The china factory at Madeley was established and conducted by Thomas Martin Randall who, prior to engaging in this enterprise, was a member of the firm of Robins and Randall, Burnsbury Street, Islington, china decorators. During the great popularity of Nantgarw and Swansea china, Mortlock, the London china dealer of Orchard Street, was ready to take every bit of it he could get, whether decorated or "in the white." As a matter of fact, a great deal of it was shipped to London in the white and there decorated, as already mentioned in the account of Nantgarw china. One of the firms that executed much of the decoration was that of Robins and Randall. A considerable amount of the Welsh china, when decorated in the Sevres manner was profitably sold as "Old Sevres," for its highly translucent, glassy body closely resembled the earlier French paste. Randall was well aware of the lucrative business to be done in both the Welsh and the old French chinaware, and this knowledge doubtless encouraged him to undertake his manufacturing scheme. Being an experienced chemist, as well as a capable decorator, he was thoroughly familiar with all the processes of making soft paste porcelain. When he severed his connexion with the London firm and went to Madeley, in 1825, he was well prepared for the making of soft paste porcelain.
Two kinds of china were made at Madeley and a third kind was decorated there. There was a soft paste china that was very like the porcelain of Nantgarw, Swansea and the earlier Sevres; there was a china whose body was somewhat harder and this was produced in a more essentially commercial manner; and there was French chinaware imported in the white, or bearing only slight decorations that could be removed with acid, and of this large quantities were decorated.

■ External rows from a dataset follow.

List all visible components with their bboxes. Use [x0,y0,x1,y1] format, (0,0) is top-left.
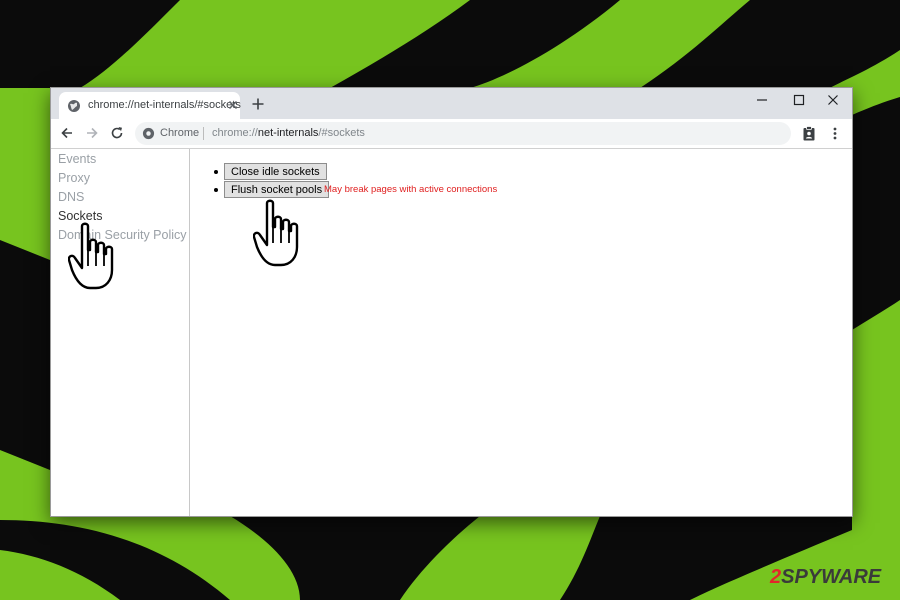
chrome-icon [142,127,155,140]
sidebar-item-proxy[interactable]: Proxy [58,171,90,185]
globe-icon [68,100,80,112]
maximize-icon[interactable] [792,93,806,107]
browser-window: chrome://net-internals/#sockets Chrome c… [50,87,853,517]
url-scheme: chrome:// [212,127,258,139]
omnibox-separator [203,127,204,140]
back-arrow-icon[interactable] [60,126,74,140]
url-host: net-internals [257,127,319,139]
watermark-digit: 2 [770,566,782,588]
sidebar-item-sockets[interactable]: Sockets [58,209,102,223]
page-content: Events Proxy DNS Sockets Domain Security… [51,149,852,516]
hand-pointer-cursor-icon [253,199,299,267]
watermark-text: SPYWARE [781,566,882,588]
net-internals-sidebar: Events Proxy DNS Sockets Domain Security… [51,149,190,516]
clipboard-user-icon[interactable] [802,126,816,141]
tab-strip: chrome://net-internals/#sockets [51,88,852,119]
close-idle-sockets-button[interactable]: Close idle sockets [224,163,327,180]
site-name: Chrome [160,127,200,139]
reload-icon[interactable] [110,126,124,140]
tab-net-internals[interactable]: chrome://net-internals/#sockets [59,92,241,119]
sidebar-item-dns[interactable]: DNS [58,190,84,204]
hand-pointer-cursor-icon [68,222,114,290]
list-bullet [214,188,218,192]
watermark-logo: 2SPYWARE [770,566,881,589]
close-window-icon[interactable] [826,93,840,107]
new-tab-plus-icon[interactable] [251,97,265,111]
url-text[interactable]: chrome://net-internals/#sockets [212,127,365,139]
tab-title: chrome://net-internals/#sockets [88,99,241,111]
tab-close-icon[interactable] [226,98,240,112]
list-bullet [214,170,218,174]
flush-warning-text: May break pages with active connections [324,184,498,195]
browser-toolbar: Chrome chrome://net-internals/#sockets [51,119,852,149]
minimize-icon[interactable] [755,93,769,107]
forward-arrow-icon[interactable] [85,126,99,140]
sidebar-item-events[interactable]: Events [58,152,96,166]
flush-socket-pools-button[interactable]: Flush socket pools [224,181,330,198]
more-vert-icon[interactable] [828,126,842,141]
address-bar[interactable]: Chrome chrome://net-internals/#sockets [135,122,791,145]
url-path: /#sockets [318,127,365,139]
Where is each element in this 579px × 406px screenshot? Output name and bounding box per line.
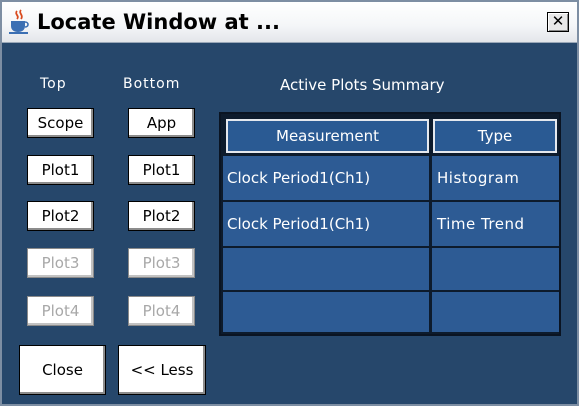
less-button[interactable]: << Less: [118, 345, 206, 395]
top-plot1-button[interactable]: Plot1: [27, 155, 94, 185]
type-column-header[interactable]: Type: [433, 119, 557, 153]
bottom-column-label: Bottom: [123, 76, 181, 92]
top-plot2-button[interactable]: Plot2: [27, 201, 94, 231]
bottom-plot4-button[interactable]: Plot4: [128, 296, 195, 326]
top-plot4-button[interactable]: Plot4: [27, 296, 94, 326]
table-cell-type[interactable]: Time Trend: [432, 202, 559, 246]
table-cell-measurement[interactable]: Clock Period1(Ch1): [223, 156, 429, 200]
window-title: Locate Window at ...: [37, 10, 280, 34]
top-scope-button[interactable]: Scope: [27, 108, 94, 138]
close-icon[interactable]: ✕: [547, 12, 569, 32]
close-button[interactable]: Close: [19, 345, 106, 395]
top-column-label: Top: [40, 76, 67, 92]
measurement-column-header[interactable]: Measurement: [226, 119, 429, 153]
bottom-plot3-button[interactable]: Plot3: [128, 248, 195, 278]
table-cell-type[interactable]: Histogram: [432, 156, 559, 200]
java-cup-icon: [9, 9, 29, 34]
table-cell-type[interactable]: [432, 248, 559, 290]
table-cell-measurement[interactable]: [223, 248, 429, 290]
top-plot3-button[interactable]: Plot3: [27, 248, 94, 278]
active-plots-summary-label: Active Plots Summary: [280, 76, 445, 94]
bottom-plot2-button[interactable]: Plot2: [128, 201, 195, 231]
title-bar[interactable]: Locate Window at ... ✕: [2, 2, 577, 43]
bottom-plot1-button[interactable]: Plot1: [128, 155, 195, 185]
locate-window-dialog: Locate Window at ... ✕ Top Bottom Active…: [0, 0, 579, 406]
table-cell-measurement[interactable]: [223, 292, 429, 332]
bottom-app-button[interactable]: App: [128, 108, 195, 138]
active-plots-table: Measurement Type Clock Period1(Ch1) Hist…: [219, 112, 561, 336]
table-cell-measurement[interactable]: Clock Period1(Ch1): [223, 202, 429, 246]
table-cell-type[interactable]: [432, 292, 559, 332]
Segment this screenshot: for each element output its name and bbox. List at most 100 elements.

In I840 Randall, having acquired a comfortable fortune and being well advanced in years, retired from business and the Madeley factory was closed.
THE BODY. The china dealers considered the Madeley body the nearest approximation to the old Sevres soft paste ever made. It was just as translucent as the finest Nantgarw porcelain, but more creamy in tone and, therefore, possessed of the mellow quality characteristic of the best old Sevres. The Nantgarw was often like snow in the whiteness of its tone; the Madeley paste was more like cream or rich milk. The harder paste had much the same appearance. There was no bone-ash used in the composition.
THE GLAZE. The glaze had the same general resemblance to the old French glaze as the body had to the Sevres paste.
ARTICLES MADE AND CONTOUR. The articles chiefly made at the Madeley works were tea services, sweetmeat dishes, cake trays, wine coolers, candlesticks, spill vases, cabinet cups and covers, dishes, plates and general tableware and decorative accessories. Besides, there were occasional plaques for furniture inlay and a few statuettes and figures. The contours were both those characteristic of the period and those typical of Sevres and the other Parisian factories in the latter portion of the eighteenth century.
TYPES OF DECORATION. At Madeley the most capable decorators were employed and nearly all the decoration was distinctly in the French eighteenth century manner, especially in the particulars more or less typical of Sevres. This following of French fashions was so much the case that not a little of the Madeley china was habitually sold by the dealers at high prices as old Sevres, and some of them were exceedingly annoyed at "the old Quaker," as they called Randall, because he would not forge the Sevres marks. On both varieties of paste produced at Madeley the decorations included flowers, fruit, birds, amorini, delicately executed landscapes and pastoral scenes after the fashion of Watteau and the painters of his school, along with Rococo scrolls and other incidents of embellishment. The gilding was good and was often of an elaborate character. A number of good ground colors were used, the most successful of which were rose Pompadour, turquoise blue, apple-green, and pink.
THE MARKS. Neither kind of Madeley paste shows any marks. This absence of marks made it very easy for dealers when they wished to do so-as it seems a number of them did-to forge marks. Whatever marks were on the French china decorated at Madeley were allowed to remain.